Hallo, liebe Forumsmitglieder,

ich bin neu hier und hoffe, meine Frage stellt keine Wiederholung dar.

Bei mir wurde 2018 eine PSA (an Füßen und Händen, mit Tendenz zur Ausbreitung) festgestellt. Zeitweise konnte ich kaum bis gar nicht laufen. Seit ich statt der Kortisonsalbe eine Vitamin-D-Salbe verschrieben bekommen habe, geht es.

Da die Betreuung durch meine erste Hautärztin so grottig war, habe ich viel im Netz gelesen und so auch irgendwann festgestellt, dass bei mir weitere Symptome vorliegen (Daktylitis), die auf eine Gelenkbeteiligung hindeuten. (Die Symptome hatte ich beim Hautarztbesuch deutlich geschildert, mit Notizzettel, hatten die erfahrene Ärztin aber nicht interessiert.)

Also noch mal andere Hautärztin ausprobiert, die mich gnädigerweise zum Rheumatologen überwiesen hat.

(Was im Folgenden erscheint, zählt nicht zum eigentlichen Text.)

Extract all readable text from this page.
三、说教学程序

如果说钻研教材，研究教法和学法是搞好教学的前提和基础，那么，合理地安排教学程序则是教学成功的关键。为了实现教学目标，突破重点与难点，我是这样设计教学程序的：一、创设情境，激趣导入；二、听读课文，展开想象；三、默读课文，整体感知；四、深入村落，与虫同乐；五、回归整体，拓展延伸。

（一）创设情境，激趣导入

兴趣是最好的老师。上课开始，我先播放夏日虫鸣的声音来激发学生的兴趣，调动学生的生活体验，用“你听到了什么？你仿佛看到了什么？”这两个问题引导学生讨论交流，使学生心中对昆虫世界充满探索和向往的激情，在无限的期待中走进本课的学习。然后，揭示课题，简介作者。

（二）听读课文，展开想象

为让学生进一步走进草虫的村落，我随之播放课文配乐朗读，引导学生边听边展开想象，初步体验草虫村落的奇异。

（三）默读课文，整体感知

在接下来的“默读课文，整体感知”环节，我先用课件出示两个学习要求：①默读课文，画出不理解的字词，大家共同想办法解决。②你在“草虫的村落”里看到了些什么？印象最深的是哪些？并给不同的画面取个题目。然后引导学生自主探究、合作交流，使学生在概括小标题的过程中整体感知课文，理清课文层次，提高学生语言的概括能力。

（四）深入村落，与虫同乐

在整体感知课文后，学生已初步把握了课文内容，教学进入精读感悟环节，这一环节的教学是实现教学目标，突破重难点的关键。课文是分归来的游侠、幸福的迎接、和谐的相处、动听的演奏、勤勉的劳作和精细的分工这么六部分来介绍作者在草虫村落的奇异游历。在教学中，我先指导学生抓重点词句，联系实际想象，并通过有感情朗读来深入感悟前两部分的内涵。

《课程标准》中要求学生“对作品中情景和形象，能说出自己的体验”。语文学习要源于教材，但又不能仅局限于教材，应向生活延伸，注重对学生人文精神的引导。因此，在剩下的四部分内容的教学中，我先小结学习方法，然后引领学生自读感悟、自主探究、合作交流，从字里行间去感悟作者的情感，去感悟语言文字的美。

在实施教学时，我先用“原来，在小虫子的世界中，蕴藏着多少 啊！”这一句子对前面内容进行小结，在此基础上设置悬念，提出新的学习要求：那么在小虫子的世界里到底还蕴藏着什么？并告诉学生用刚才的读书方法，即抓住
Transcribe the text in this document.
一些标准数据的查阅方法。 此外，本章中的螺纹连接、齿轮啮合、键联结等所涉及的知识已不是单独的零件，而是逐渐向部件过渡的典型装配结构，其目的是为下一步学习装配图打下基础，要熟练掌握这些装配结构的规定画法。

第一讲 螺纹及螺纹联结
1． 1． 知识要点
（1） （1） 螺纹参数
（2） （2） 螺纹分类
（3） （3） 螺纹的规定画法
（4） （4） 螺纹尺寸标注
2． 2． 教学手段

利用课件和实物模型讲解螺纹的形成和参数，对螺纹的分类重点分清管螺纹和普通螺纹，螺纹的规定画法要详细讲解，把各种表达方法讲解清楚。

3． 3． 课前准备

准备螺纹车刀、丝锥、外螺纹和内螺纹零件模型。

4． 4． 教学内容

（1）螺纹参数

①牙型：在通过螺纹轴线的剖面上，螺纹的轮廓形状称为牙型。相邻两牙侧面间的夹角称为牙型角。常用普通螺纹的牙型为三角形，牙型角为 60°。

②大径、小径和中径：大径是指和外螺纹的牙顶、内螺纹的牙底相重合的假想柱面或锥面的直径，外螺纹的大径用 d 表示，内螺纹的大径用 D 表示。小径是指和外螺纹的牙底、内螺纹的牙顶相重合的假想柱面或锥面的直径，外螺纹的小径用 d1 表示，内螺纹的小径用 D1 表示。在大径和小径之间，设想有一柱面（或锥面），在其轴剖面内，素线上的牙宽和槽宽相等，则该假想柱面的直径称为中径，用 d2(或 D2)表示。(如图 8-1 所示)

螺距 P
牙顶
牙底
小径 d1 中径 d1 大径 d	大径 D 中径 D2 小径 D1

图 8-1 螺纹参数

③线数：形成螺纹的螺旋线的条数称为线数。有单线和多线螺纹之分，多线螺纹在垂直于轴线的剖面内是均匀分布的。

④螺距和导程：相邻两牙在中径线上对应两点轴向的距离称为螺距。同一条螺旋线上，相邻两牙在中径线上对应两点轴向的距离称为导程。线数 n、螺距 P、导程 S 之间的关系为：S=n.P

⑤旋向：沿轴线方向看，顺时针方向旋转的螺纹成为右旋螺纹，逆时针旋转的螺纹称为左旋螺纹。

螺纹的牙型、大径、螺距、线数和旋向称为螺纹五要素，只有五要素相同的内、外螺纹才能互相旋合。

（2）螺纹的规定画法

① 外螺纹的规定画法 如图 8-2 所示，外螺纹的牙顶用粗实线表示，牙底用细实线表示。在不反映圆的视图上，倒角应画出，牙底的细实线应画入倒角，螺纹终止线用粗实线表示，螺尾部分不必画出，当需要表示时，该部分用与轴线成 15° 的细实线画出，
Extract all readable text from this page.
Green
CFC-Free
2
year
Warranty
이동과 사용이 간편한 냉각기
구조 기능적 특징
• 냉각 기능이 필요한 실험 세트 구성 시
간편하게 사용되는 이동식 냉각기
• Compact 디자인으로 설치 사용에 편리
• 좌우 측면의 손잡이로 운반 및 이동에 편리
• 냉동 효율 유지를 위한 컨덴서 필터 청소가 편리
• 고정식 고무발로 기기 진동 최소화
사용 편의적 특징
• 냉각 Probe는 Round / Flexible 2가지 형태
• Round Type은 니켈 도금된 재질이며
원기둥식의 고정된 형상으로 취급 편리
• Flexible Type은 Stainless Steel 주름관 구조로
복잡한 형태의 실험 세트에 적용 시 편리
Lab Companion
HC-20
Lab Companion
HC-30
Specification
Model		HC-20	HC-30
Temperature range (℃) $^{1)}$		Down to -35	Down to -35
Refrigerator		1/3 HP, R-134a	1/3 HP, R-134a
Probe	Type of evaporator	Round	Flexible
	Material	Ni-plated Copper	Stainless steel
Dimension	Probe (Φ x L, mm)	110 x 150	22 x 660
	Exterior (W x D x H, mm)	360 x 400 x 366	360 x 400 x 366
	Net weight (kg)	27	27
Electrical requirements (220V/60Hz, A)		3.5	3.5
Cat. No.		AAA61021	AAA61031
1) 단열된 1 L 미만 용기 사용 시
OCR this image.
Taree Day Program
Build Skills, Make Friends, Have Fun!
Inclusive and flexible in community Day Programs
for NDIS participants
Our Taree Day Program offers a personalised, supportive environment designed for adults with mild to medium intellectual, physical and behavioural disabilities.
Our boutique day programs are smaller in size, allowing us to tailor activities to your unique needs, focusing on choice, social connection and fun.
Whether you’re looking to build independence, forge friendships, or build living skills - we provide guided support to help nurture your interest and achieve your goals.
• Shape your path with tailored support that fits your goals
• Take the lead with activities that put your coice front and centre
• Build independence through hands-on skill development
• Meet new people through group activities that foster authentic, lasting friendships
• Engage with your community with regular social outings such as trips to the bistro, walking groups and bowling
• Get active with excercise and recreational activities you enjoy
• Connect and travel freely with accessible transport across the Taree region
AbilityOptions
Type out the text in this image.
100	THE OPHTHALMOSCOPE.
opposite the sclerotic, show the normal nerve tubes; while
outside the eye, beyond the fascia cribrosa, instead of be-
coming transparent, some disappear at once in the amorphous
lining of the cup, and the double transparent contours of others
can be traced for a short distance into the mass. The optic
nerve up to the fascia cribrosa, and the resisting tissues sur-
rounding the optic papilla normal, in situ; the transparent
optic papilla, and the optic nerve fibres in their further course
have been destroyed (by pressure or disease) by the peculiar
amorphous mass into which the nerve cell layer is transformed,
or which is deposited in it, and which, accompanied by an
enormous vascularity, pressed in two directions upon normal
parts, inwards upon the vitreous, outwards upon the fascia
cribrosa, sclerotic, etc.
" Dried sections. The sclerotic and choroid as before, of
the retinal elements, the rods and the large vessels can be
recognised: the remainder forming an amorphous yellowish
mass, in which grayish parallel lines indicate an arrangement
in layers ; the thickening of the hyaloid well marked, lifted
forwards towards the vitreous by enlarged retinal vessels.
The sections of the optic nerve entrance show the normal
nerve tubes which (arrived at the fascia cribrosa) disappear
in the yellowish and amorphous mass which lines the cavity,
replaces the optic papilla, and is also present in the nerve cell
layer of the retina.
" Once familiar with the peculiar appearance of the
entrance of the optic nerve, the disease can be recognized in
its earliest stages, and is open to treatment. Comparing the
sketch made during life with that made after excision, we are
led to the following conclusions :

Dort wurde ich nach 2 Monaten Wartezeit verhältnismäßig gründlich untersucht, inkl. Blutabnahme,, und geröntgt. Nach weiteren 2 Monaten Wartezeit (in der sich meine Gelenkschmerzen vor allem in den Händen verstärkt und verstetigt haben) hat der Rheumatologe seinen Arztbericht an die Hautärztin geschickt und darin meinen Verdacht bestätigt: Ich habe PSA, allerdings sei die derzeit nicht aktiv, daher bestehe kein Behandlungsbedarf, ich solle das erst mal weiter beobachten und mich bei Verschlimmerung noch einmal vorstellen.

Meine Hautärztin hat mir nur die Aussage "derzeit kein Behandlungsbedarf" wiedergegeben und auf mein Nachbohren ("Wie kann das sein, dass die PSA nicht aktiv sein soll, die Zehen- und Fingergelenke sind ständig anders geschwollen und schmerzen?! Was heißt denn "Verschlimmerung"?!") eher zickig reagiert: Sie könne als Hautärztin zu den Gelenken nichts sagen. Wenn ich Schmerzen hätte, könnte ich ja Ibuprofen nehmen... ( Sie arbeitet angeblich eng mit diesem Rheumatologen zusammen, der mir nur dann  noch mal eine Audienz geben wollte, wenn aus seiner Sicht weiterer Untersuchungsbedarf bestanden hätte.)

Ich habe mir dann von der Arztpraxis den kompletten Arztbericht ausdrucken lassen (den mir die Hautärztin gar nicht mitgeteilt hat): keine Rheumamarker und keine erkennbaren Schäden auf dem Röntgenbild (was bei PSA  ja nicht ungewöhnlich zu sein scheint), dafür einige Marker (Entzündungswerte, Eiweiß im Urin ...) erhöht.

Mein Problem: Mit den Schmerzen kann ich leben und will mir zu meinen teilweise ungesunden Lebensgewohnheiten nicht auch noch angewöhnen, regelmäßig "Ibus" einzuwerfen.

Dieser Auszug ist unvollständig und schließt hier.